Individual therapy arose simultaneously with ideas about the dyadic relationship between doctor and patient (“therapeutic alliance”). Counseling psychology emerged in the mid-20th century. In the first stages of its development, it was natural to be interested in the reality that the patient faces and which gives rise to problems and troubles that force him to see a doctor. This is where organizational psychology, family psychotherapy, etc. originated. Focusing on the “consultant-client” dyad posed the task of developing norms and rules for their interaction.

Interdisciplinary connections of psychotherapy

Areas of psychotherapy (including advisory) are based on the following branches of psychological science:

  • general, age, children;
  • social, clinical and differential;
  • personality psychology;
  • psychodiagnostics (in particular, testology);
  • counseling psychology.

According to traditional ideas about the psychological influence on a child in the context of successful ontogenesis, we can say that psychotherapy is a set of means and methods themselves designed to create optimal opportunities and conditions for the full and timely development of a growing individual. In this context, the activities of a specialist are represented by: psychocorrection, psychoprophylaxis, psychohygiene (preservation and strengthening of neuropsychic health), psychorehabilitation.

Counseling psychology as a theoretical and methodological background and direction of psychotherapy

Theoretical and methodological psychotherapy is advisory psychology, that is, a branch of systemic scientific and applied knowledge. As for providing assistance in the form of a conversation, it is usually provided:

  • persons of different ages, including children;
  • parents and teachers on issues of development, training and education.

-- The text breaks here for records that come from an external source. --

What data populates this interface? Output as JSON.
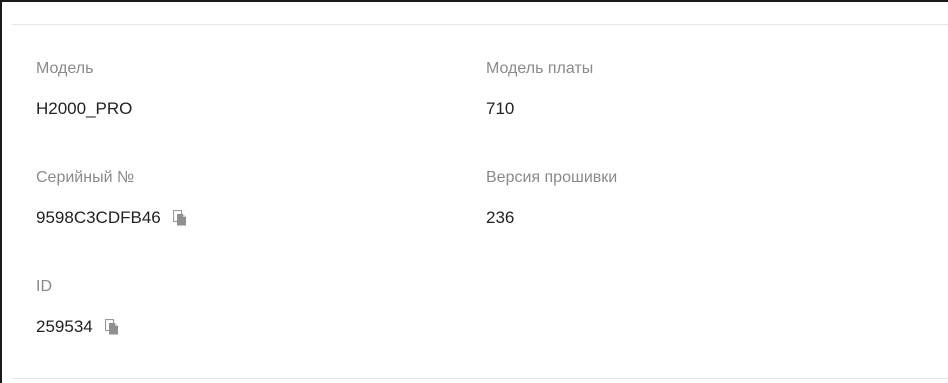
{
  "device_info": {
    "model": {
      "label": "Модель",
      "value": "H2000_PRO"
    },
    "board_model": {
      "label": "Модель платы",
      "value": "710"
    },
    "serial": {
      "label": "Серийный №",
      "value": "9598C3CDFB46",
      "copy_icon": "copy-icon"
    },
    "firmware": {
      "label": "Версия прошивки",
      "value": "236"
    },
    "id": {
      "label": "ID",
      "value": "259534",
      "copy_icon": "copy-icon"
    }
  },
  "colors": {
    "label": "#8a8a8a",
    "value": "#222222",
    "icon": "#9a9a9a",
    "divider": "#e6e6e6"
  }
}
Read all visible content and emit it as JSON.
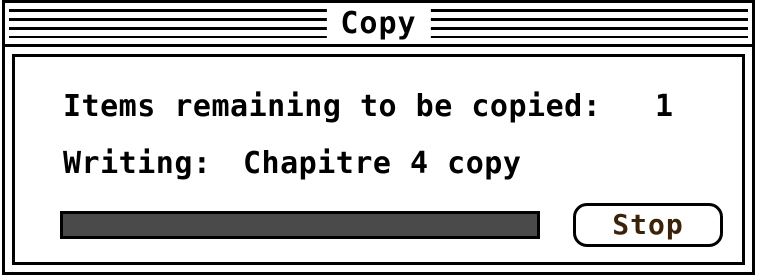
{
  "window": {
    "title": "Copy"
  },
  "status": {
    "items_label": "Items remaining to be copied:",
    "items_count": "1",
    "writing_label": "Writing:",
    "writing_file": "Chapitre 4 copy"
  },
  "progress": {
    "fraction": 1.0
  },
  "buttons": {
    "stop_label": "Stop"
  },
  "colors": {
    "progress_fill": "#4a4a4a",
    "stop_text": "#3b2208"
  }
}
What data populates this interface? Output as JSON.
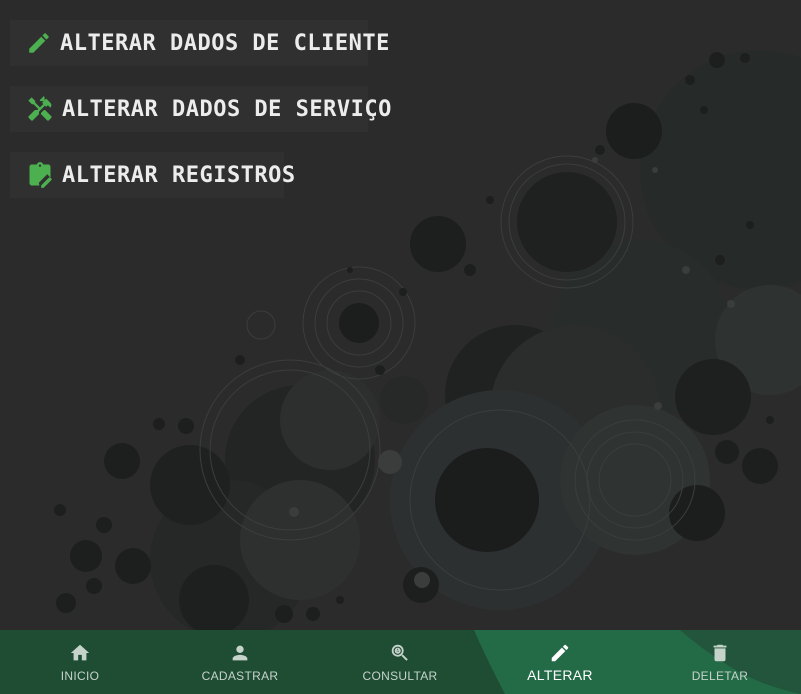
{
  "colors": {
    "accent": "#4caf50",
    "background": "#2b2b2b",
    "button_bg": "#303030",
    "nav_bg": "#1e4d33",
    "nav_active_bg": "#236b47"
  },
  "menu": {
    "items": [
      {
        "label": "ALTERAR DADOS DE CLIENTE",
        "icon": "pencil-icon"
      },
      {
        "label": "ALTERAR DADOS DE SERVIÇO",
        "icon": "tools-icon"
      },
      {
        "label": "ALTERAR REGISTROS",
        "icon": "clipboard-edit-icon"
      }
    ]
  },
  "bottom_nav": {
    "active": "ALTERAR",
    "items": [
      {
        "label": "INICIO",
        "icon": "home-icon"
      },
      {
        "label": "CADASTRAR",
        "icon": "person-icon"
      },
      {
        "label": "CONSULTAR",
        "icon": "search-globe-icon"
      },
      {
        "label": "ALTERAR",
        "icon": "pencil-icon"
      },
      {
        "label": "DELETAR",
        "icon": "trash-icon"
      }
    ]
  }
}
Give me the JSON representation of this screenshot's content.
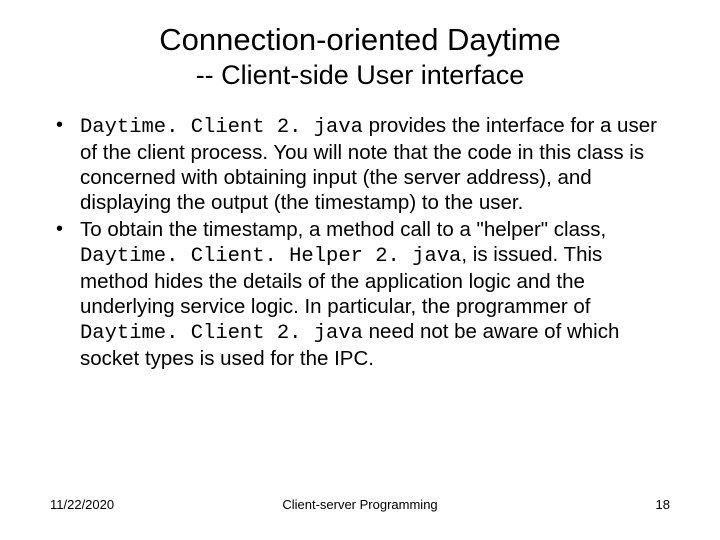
{
  "title_line1": "Connection-oriented Daytime",
  "title_line2": "-- Client-side User interface",
  "bullets": [
    {
      "pre": "",
      "code1": "Daytime. Client 2. java",
      "mid1": " provides the interface for a user of the client process.  You will note that the code in this class is concerned with obtaining input (the server address), and displaying the output (the timestamp) to the user.",
      "code2": "",
      "mid2": "",
      "code3": "",
      "post": ""
    },
    {
      "pre": "To obtain the timestamp, a method call to a \"helper\" class, ",
      "code1": "Daytime. Client. Helper 2. java",
      "mid1": ", is issued. This method hides the details of the application logic and the underlying service logic.  In particular, the programmer of ",
      "code2": "Daytime. Client 2. java",
      "mid2": "  need not be aware of which socket types is used for the IPC.",
      "code3": "",
      "post": ""
    }
  ],
  "footer": {
    "date": "11/22/2020",
    "center": "Client-server Programming",
    "page": "18"
  }
}
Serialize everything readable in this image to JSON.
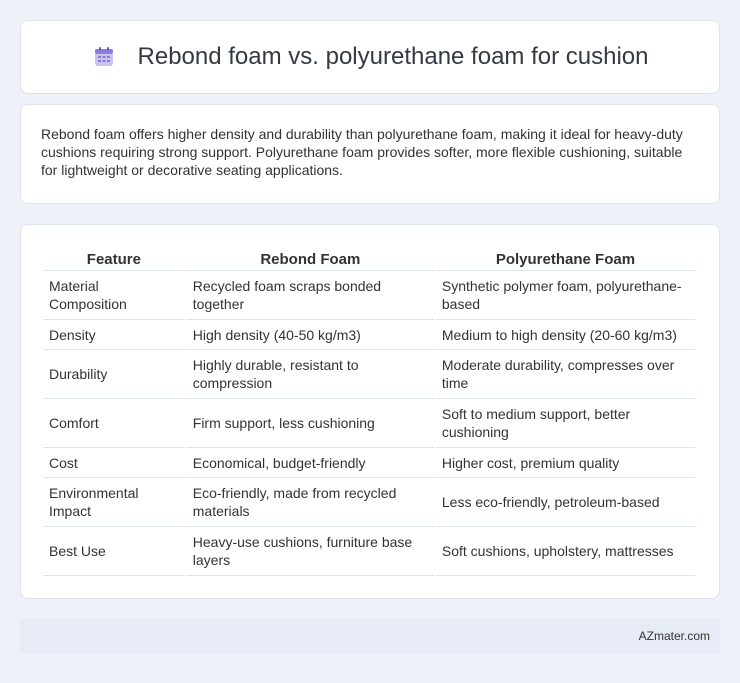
{
  "header": {
    "title": "Rebond foam vs. polyurethane foam for cushion",
    "icon": "calendar-icon"
  },
  "summary": {
    "text": "Rebond foam offers higher density and durability than polyurethane foam, making it ideal for heavy-duty cushions requiring strong support. Polyurethane foam provides softer, more flexible cushioning, suitable for lightweight or decorative seating applications."
  },
  "table": {
    "headers": [
      "Feature",
      "Rebond Foam",
      "Polyurethane Foam"
    ],
    "rows": [
      [
        "Material Composition",
        "Recycled foam scraps bonded together",
        "Synthetic polymer foam, polyurethane-based"
      ],
      [
        "Density",
        "High density (40-50 kg/m3)",
        "Medium to high density (20-60 kg/m3)"
      ],
      [
        "Durability",
        "Highly durable, resistant to compression",
        "Moderate durability, compresses over time"
      ],
      [
        "Comfort",
        "Firm support, less cushioning",
        "Soft to medium support, better cushioning"
      ],
      [
        "Cost",
        "Economical, budget-friendly",
        "Higher cost, premium quality"
      ],
      [
        "Environmental Impact",
        "Eco-friendly, made from recycled materials",
        "Less eco-friendly, petroleum-based"
      ],
      [
        "Best Use",
        "Heavy-use cushions, furniture base layers",
        "Soft cushions, upholstery, mattresses"
      ]
    ]
  },
  "footer": {
    "brand": "AZmater.com"
  },
  "colors": {
    "background": "#eef1f8",
    "card": "#ffffff",
    "footer": "#e6ebf6",
    "icon_accent": "#8a7fd8"
  }
}
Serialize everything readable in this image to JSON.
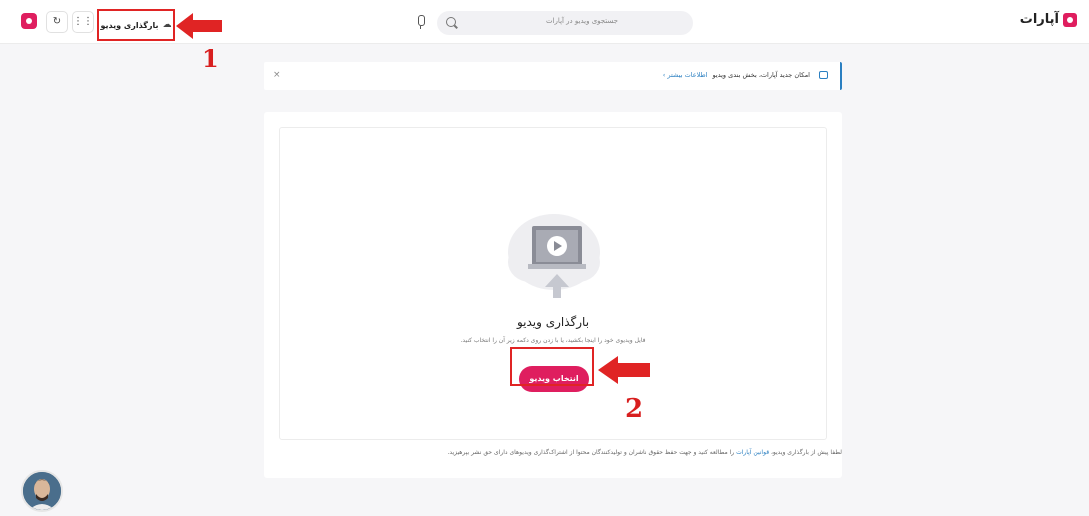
{
  "header": {
    "logo_text": "آپارات",
    "search_placeholder": "جستجوی ویدیو در آپارات",
    "upload_label": "بارگذاری ویدیو",
    "icons": [
      "search-icon",
      "microphone-icon",
      "apps-grid-icon",
      "history-icon",
      "aparat-logo-icon",
      "cloud-upload-icon"
    ]
  },
  "notice": {
    "text": "امکان جدید آپارات، بخش بندی ویدیو",
    "link": "اطلاعات بیشتر ›",
    "close": "×"
  },
  "upload": {
    "title": "بارگذاری ویدیو",
    "subtitle": "فایل ویدیوی خود را اینجا بکشید، یا با زدن روی دکمه زیر آن را انتخاب کنید.",
    "button": "انتخاب ویدیو"
  },
  "terms": {
    "before": "لطفا پیش از بارگذاری ویدیو، ",
    "link": "قوانین آپارات",
    "after": " را مطالعه کنید و جهت حفظ حقوق ناشران و تولیدکنندگان محتوا از اشتراک‌گذاری ویدیوهای دارای حق نشر بپرهیزید."
  },
  "annotations": {
    "step1": "1",
    "step2": "2"
  },
  "colors": {
    "brand": "#df1e5f",
    "link": "#2a7fc1",
    "annotation": "#e02424"
  }
}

Psychological counseling is most often understood as mental assistance to healthy people, which is provided with the goal of helping them cope with various internal and interpersonal difficulties that arise in the process of organized interaction. As a type of medical practice, this is a system of communicative interaction between a doctor and people who turn to a specialist (at the request of the administration of the institution, parents, teachers), and the process may be limited to advisory assistance. Such counseling does not have a common understanding of its essence. It is divided into two groups. This:

  • counseling as influence (directive psychotherapy);
  • counseling as interaction (non-directive psychotherapy).

Psychological counseling and psychotherapy include: the activity of the client, the activity of the consultant and the result of this process - psychological new formations activated (formed) in the personality of the person seeking help. In this case, five main groups of questions are considered:

  • about the essence of the process that arises between the client (the person who finds himself in a difficult situation and needs specialized help) and the therapist (the person who provides this help);
  • about the personal traits, attitudes, knowledge, and skills of the doctor;
  • about reserves, which are the client’s internal forces, provided that they can be activated;
  • about the peculiarities of the situation that has developed in the client’s life and led him to the psychotherapist;
  • about the methods and techniques that the consultant will use to provide assistance to the client.

Basic models of psychotherapy

In modern psychotherapy, there are two approaches to the essence of the therapeutic process - medical-biological and psychological. There are also two basic models of psychotherapeutic influence - medical and psychological.

The medical-biological model is an emphasis on the somatic characteristics of the client. It is assumed that only a specially trained psychiatrist or psychotherapist has the right to use it. This condition must be followed strictly. Here is what psychological psychotherapy includes:

  • customer centered;
  • “coexistence” (when the main thing is not the general activity interaction between the therapist and the client in the advisory process, but the exchange of thoughts and emotions);
  • “internal comprehension” (when the client moves in his personal space along a trajectory that he himself determines);
  • “unconditional acceptance” (the doctor and the patient enter into a special relationship of intimacy based on empathy, love, respect).

Particular importance is attached to the methodology of practical work. Methods of psychotherapy (in particular those used according to the methodology of psychoanalysis), knowledge (theory) become the main guidelines of the advisory process. Most often, the doctor can tell everything about the patient: about the characteristics of his relationships in childhood, the processes of overcoming and protecting, his trauma, etc., but he cannot convey his “life spirit.”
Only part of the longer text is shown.